More than two decades after the advent of the cloud computing era, CrowdStrike still sees too many organizations making too many unforced errors.

Elia Zaitsev, global CTO at CrowdStrike, spoke with TechTarget Editorial at Black Hat USA 2023 earlier this month about recent trends the threat detection vendor has observed so far this year. A common theme was enterprise struggles with cloud security, including misconfigurations, poor development practices and a general lack of knowledge about how to secure hybrid cloud environments.

Zaitsev explained that while cloud providers have designed their services to be simple and easy to use, organizations too often deploy applications or instances that make easy targets for threat actors. And many threat actors, he said, are increasingly looking for simple but effective ways to gain access to networks and make money, whether it’s selling credentials on the dark web or extorting stolen data. Here’s more from the conversation with Zaitsev.

Editor’s note: This Q&A has been edited for clarity and length.

One of the trends that that stood out from CrowdStrike’s 2023 Threat Hunting Report was the increase in identity-based attacks. Why do you think that is happening so much still, to this day, with all the emphasis we put on identity management, securing credentials and multifactor authentication?

Elia Zaitsev, CrowdStrike global CTOElia Zaitsev

Elia Zaitsev: I like to think about these a lot in terms of military analogies. And just like any other innovation on the battlefield, you find there’s a technique that may not necessarily be new but is very effective. Kerberoasting is a great example. If you if you saw the report, I think we observed almost six times the number of attacks this year [compared with 2022].

Well, here’s the interesting note on Kerberos: It’s not a new thing. It has been around since 2014. It’s not a zero day. It isn’t a bug in the code of Microsoft Active Directory. This is a fundamental issue in the design and architecture, and it has been around since 2014. And this is my original point: The adversaries are now realizing, “Hey, this is incredibly effective.” And once you start seeing something is a little bit effective, you’re going to push on it with both hands and try to move that along. Nothing has changed in regard to the underlying technology — adversaries are just seeing it’s super-effective.

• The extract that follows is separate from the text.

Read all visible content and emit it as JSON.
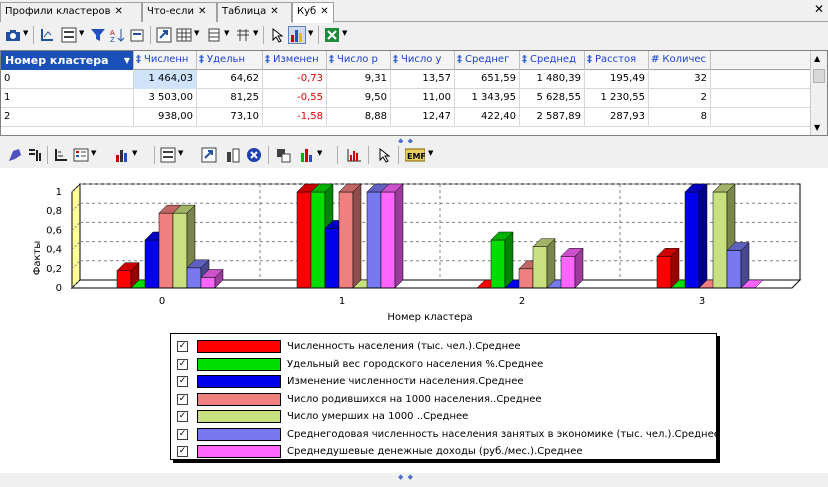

And I’m speculating here, but I think there are some economic motivations to it as well. Credential brokerage services, where you can go online and just purchase credentials en masse, have become a business in and of itself. Think about the adversaries’ motivations. If they’re an e-crime actor and not a nation-state actor, they just care about money at the end of the day. Whatever gets them that payoff and that ROI benefit — how much effort do I put in, versus what I get out — they’re going to do it. They want to maximize that. If all an adversary needs to do now to monetize a penetration against an organization is go get a bunch of legitimate credentials and post them online, then that’s a much quicker, easier thing to do. And it’s also stealthier, by the way, than to burrow deep, move laterally throughout the organization, put backdoors everywhere and steal intellectual property.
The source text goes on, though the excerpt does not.